A management information system (MIS) team is one that is dedicated to covering the activities of the organization’s components in order to reduce or resolve business-related issues that organization might experience.  Unlike other systems within an organization, these information systems both analyze other systems in the organization or are used to create a process to confirm or otherwise substantiate a decision made by a human operator.  Because both the human factor and that provided by computer hardware and software interact in the decision-making process, an MIS password provides one aspect of the checks and balances mentioned previously.  These checks and balances would protect the sensitive information associated with business operations that are analyzed by a management information system, preventing:

• Alterations of the documentation on the part of users who have access to other levels of the system
• Access on the part of unauthorized individuals
• Complete or swift access on the part of someone who would use the information for unauthorized purposes.

Getting Away with Fraud

As can be seen, the checks and balances created by an internal auditor would go a long way toward avoiding fraud.  However, not all businesses have these checks and balances.  Small businesses and family businesses might have a single individual doing the accounting for accounts payable and accounts receivable, as well as managing the inventory.  These functions are all closely related, so when personnel resources are limited it might make sense to combine them.  However, by doing so it reduces the number of checks and balances allowed to the business owner and it permits fraud to occur.

Without the controls discussed above, a single individual might have the ability to not only decide what kind of stock a company carries or what kind of services it offers.  That person could then set up a false account name and contact information that would either “provide” imaginary stock or imaginary services.  The person committing fraud would need to start a bank account in the name of that business; he or she would need to file papers for a tax identification number, as well.  While this stage might seem easier with services, shell companies have been created in the past, complete with warehouses that apparently hold the company’s merchandise.

One family-operated electronics business once operated with warehouses that appeared full of stock and yet had only a small percentage of the apparent stock actually on hand.  The company created the illusion of fullness by stacking boxes containing merchandise a certain number high and deep, forming an empty rectangle.  The owner, who “counted” the boxes from a ladder, provided a false count during inventories and audits.  Once the false count of merchandise or the false service has been recorded, the person committing the fraud could then write his or her own check to the vendor, deposit the check in the account, and wait for it to clear.

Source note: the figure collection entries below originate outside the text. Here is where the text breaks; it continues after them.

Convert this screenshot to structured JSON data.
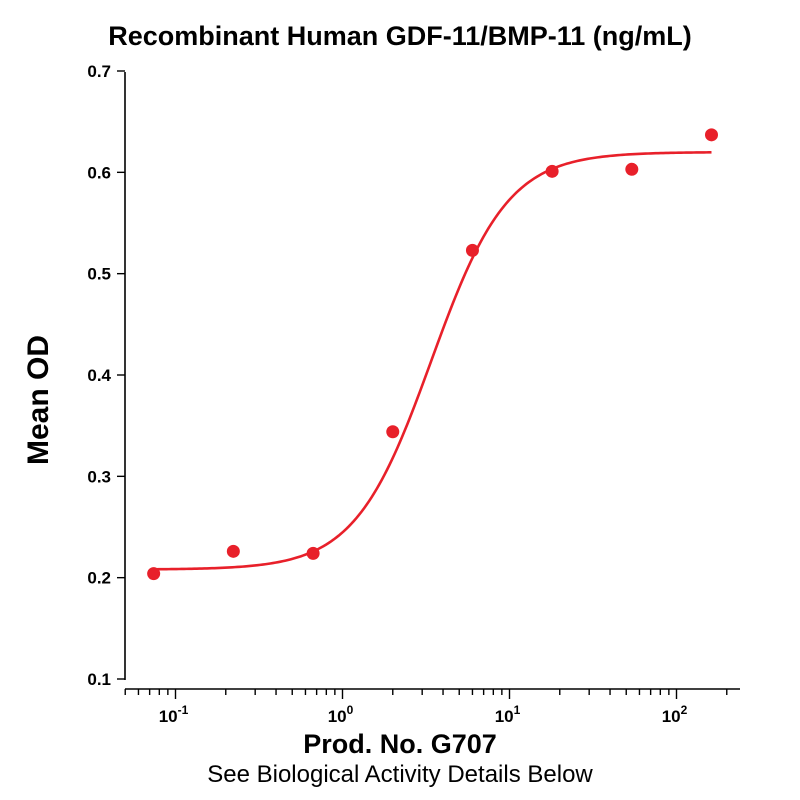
{
  "chart_data": {
    "type": "scatter",
    "title": "Recombinant Human GDF-11/BMP-11 (ng/mL)",
    "xlabel": "Prod. No. G707",
    "ylabel": "Mean OD",
    "subtitle": "See Biological Activity Details Below",
    "x_scale": "log",
    "xlim": [
      0.05,
      250
    ],
    "ylim": [
      0.1,
      0.7
    ],
    "yticks": [
      "0.1",
      "0.2",
      "0.3",
      "0.4",
      "0.5",
      "0.6",
      "0.7"
    ],
    "xticks": [
      {
        "base": "10",
        "exp": "-1"
      },
      {
        "base": "10",
        "exp": "0"
      },
      {
        "base": "10",
        "exp": "1"
      },
      {
        "base": "10",
        "exp": "2"
      }
    ],
    "grid": false,
    "series": [
      {
        "color": "#e8202a",
        "points": [
          {
            "x": 0.074,
            "y": 0.204
          },
          {
            "x": 0.222,
            "y": 0.226
          },
          {
            "x": 0.667,
            "y": 0.224
          },
          {
            "x": 2.0,
            "y": 0.344
          },
          {
            "x": 6.0,
            "y": 0.523
          },
          {
            "x": 18.0,
            "y": 0.601
          },
          {
            "x": 54.0,
            "y": 0.603
          },
          {
            "x": 162.0,
            "y": 0.637
          }
        ],
        "fit": {
          "model": "4PL",
          "bottom": 0.208,
          "top": 0.62,
          "ec50": 3.4,
          "hill": 1.9,
          "x_range": [
            0.074,
            162.0
          ]
        }
      }
    ]
  }
}
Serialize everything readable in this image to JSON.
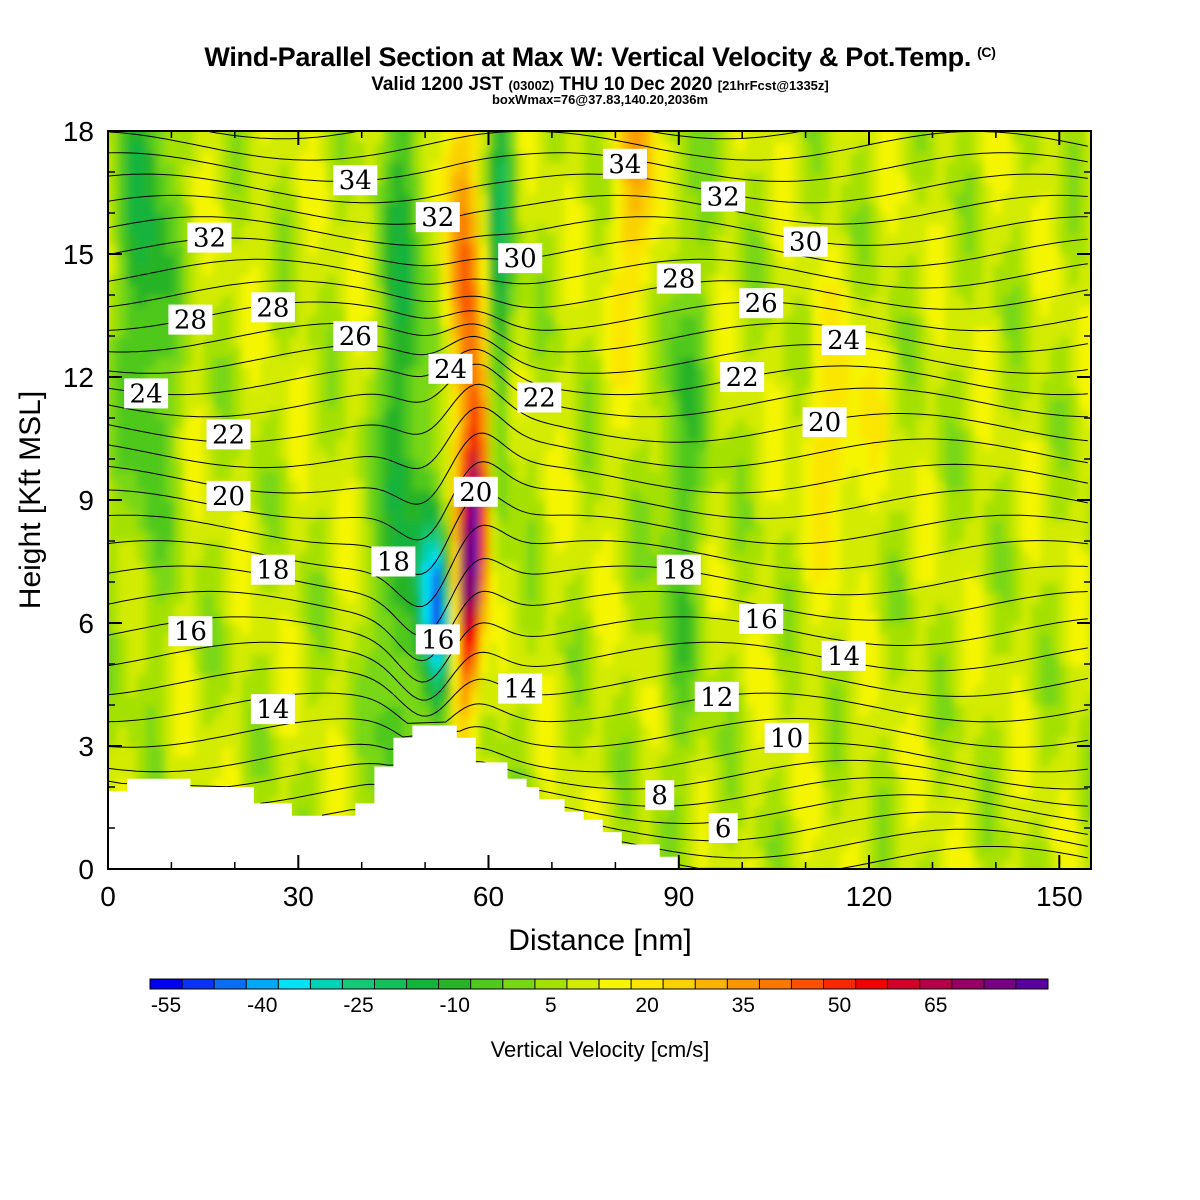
{
  "header": {
    "title": "Wind-Parallel Section at Max W: Vertical Velocity & Pot.Temp.",
    "title_mark": "(C)",
    "valid_prefix": "Valid 1200 JST",
    "valid_utc": "(0300Z)",
    "valid_date": "THU 10 Dec 2020",
    "forecast": "[21hrFcst@1335z]",
    "box_wmax": "boxWmax=76@37.83,140.20,2036m"
  },
  "chart_data": {
    "type": "contour-section",
    "xlabel": "Distance [nm]",
    "ylabel": "Height [Kft MSL]",
    "xlim": [
      0,
      155
    ],
    "ylim": [
      0,
      18
    ],
    "x_ticks": [
      0,
      30,
      60,
      90,
      120,
      150
    ],
    "y_ticks": [
      0,
      3,
      6,
      9,
      12,
      15,
      18
    ],
    "colorbar": {
      "title": "Vertical Velocity [cm/s]",
      "labels": [
        "-55",
        "-40",
        "-25",
        "-10",
        "5",
        "20",
        "35",
        "50",
        "65"
      ],
      "colors": [
        "#0000f0",
        "#0a32f5",
        "#0a6ef5",
        "#00a8f5",
        "#00e1f5",
        "#00d2b4",
        "#14c878",
        "#14be5a",
        "#14b43c",
        "#28b428",
        "#50c81e",
        "#78d714",
        "#a5e100",
        "#d2eb00",
        "#f5f500",
        "#fae600",
        "#fad200",
        "#fab400",
        "#fa9600",
        "#fa7800",
        "#fa5000",
        "#fa2800",
        "#f00000",
        "#d20028",
        "#b40046",
        "#960064",
        "#780082",
        "#5a00a0"
      ]
    },
    "terrain_profile": [
      [
        0,
        1.9
      ],
      [
        3,
        1.9
      ],
      [
        3,
        2.2
      ],
      [
        13,
        2.2
      ],
      [
        13,
        2.0
      ],
      [
        23,
        2.0
      ],
      [
        23,
        1.6
      ],
      [
        29,
        1.6
      ],
      [
        29,
        1.3
      ],
      [
        39,
        1.3
      ],
      [
        39,
        1.6
      ],
      [
        42,
        1.6
      ],
      [
        42,
        2.5
      ],
      [
        45,
        2.5
      ],
      [
        45,
        3.2
      ],
      [
        48,
        3.2
      ],
      [
        48,
        3.5
      ],
      [
        55,
        3.5
      ],
      [
        55,
        3.2
      ],
      [
        58,
        3.2
      ],
      [
        58,
        2.6
      ],
      [
        63,
        2.6
      ],
      [
        63,
        2.2
      ],
      [
        66,
        2.2
      ],
      [
        66,
        2.0
      ],
      [
        68,
        2.0
      ],
      [
        68,
        1.7
      ],
      [
        72,
        1.7
      ],
      [
        72,
        1.4
      ],
      [
        75,
        1.4
      ],
      [
        75,
        1.2
      ],
      [
        78,
        1.2
      ],
      [
        78,
        0.9
      ],
      [
        81,
        0.9
      ],
      [
        81,
        0.6
      ],
      [
        87,
        0.6
      ],
      [
        87,
        0.3
      ],
      [
        90,
        0.3
      ],
      [
        90,
        0.0
      ],
      [
        155,
        0.0
      ]
    ],
    "theta_contour_labels": [
      {
        "text": "34",
        "x": 39,
        "y": 16.8
      },
      {
        "text": "34",
        "x": 81.5,
        "y": 17.2
      },
      {
        "text": "32",
        "x": 16,
        "y": 15.4
      },
      {
        "text": "32",
        "x": 52,
        "y": 15.9
      },
      {
        "text": "32",
        "x": 97,
        "y": 16.4
      },
      {
        "text": "30",
        "x": 65,
        "y": 14.9
      },
      {
        "text": "30",
        "x": 110,
        "y": 15.3
      },
      {
        "text": "28",
        "x": 13,
        "y": 13.4
      },
      {
        "text": "28",
        "x": 26,
        "y": 13.7
      },
      {
        "text": "28",
        "x": 90,
        "y": 14.4
      },
      {
        "text": "26",
        "x": 39,
        "y": 13.0
      },
      {
        "text": "26",
        "x": 103,
        "y": 13.8
      },
      {
        "text": "24",
        "x": 6,
        "y": 11.6
      },
      {
        "text": "24",
        "x": 54,
        "y": 12.2
      },
      {
        "text": "24",
        "x": 116,
        "y": 12.9
      },
      {
        "text": "22",
        "x": 19,
        "y": 10.6
      },
      {
        "text": "22",
        "x": 68,
        "y": 11.5
      },
      {
        "text": "22",
        "x": 100,
        "y": 12.0
      },
      {
        "text": "20",
        "x": 19,
        "y": 9.1
      },
      {
        "text": "20",
        "x": 58,
        "y": 9.2
      },
      {
        "text": "20",
        "x": 113,
        "y": 10.9
      },
      {
        "text": "18",
        "x": 26,
        "y": 7.3
      },
      {
        "text": "18",
        "x": 45,
        "y": 7.5
      },
      {
        "text": "18",
        "x": 90,
        "y": 7.3
      },
      {
        "text": "16",
        "x": 13,
        "y": 5.8
      },
      {
        "text": "16",
        "x": 52,
        "y": 5.6
      },
      {
        "text": "16",
        "x": 103,
        "y": 6.1
      },
      {
        "text": "14",
        "x": 26,
        "y": 3.9
      },
      {
        "text": "14",
        "x": 65,
        "y": 4.4
      },
      {
        "text": "14",
        "x": 116,
        "y": 5.2
      },
      {
        "text": "12",
        "x": 96,
        "y": 4.2
      },
      {
        "text": "10",
        "x": 107,
        "y": 3.2
      },
      {
        "text": "8",
        "x": 87,
        "y": 1.8
      },
      {
        "text": "6",
        "x": 97,
        "y": 1.0
      }
    ]
  }
}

By separating duties, however, this kind of scenario could be avoided.

References

Institute of Internal Auditors, The. (2004). Position Statement: The role of internal audit in enterprise-wide risk management.  Retrieved 20 May 2007 from www.theiia.org/download.cfm?file=283

Institute of Internal Auditors, The. (2007). Internal Audit FAQs.  Retrieved 20 May 2007 from http://www.theiia.org/theiia/about-the-profession/internal-audit-faqs/?i=1077

InvestorWords. (2007a). Internal audit. WebFinance, Inc. Retrieved 20 May 2007 from http://www.investorwords.com/2559/internal_audit.html

InvestorWords. (2007). Risk management. WebFinance, Inc. Retrieved 20 May 2007 from http://www.investorwords.com/4304/risk_management.html

Lam, J. (2003) Enterprise risk management: From incentives to controls. New Jersey: John Wiley ; Sons.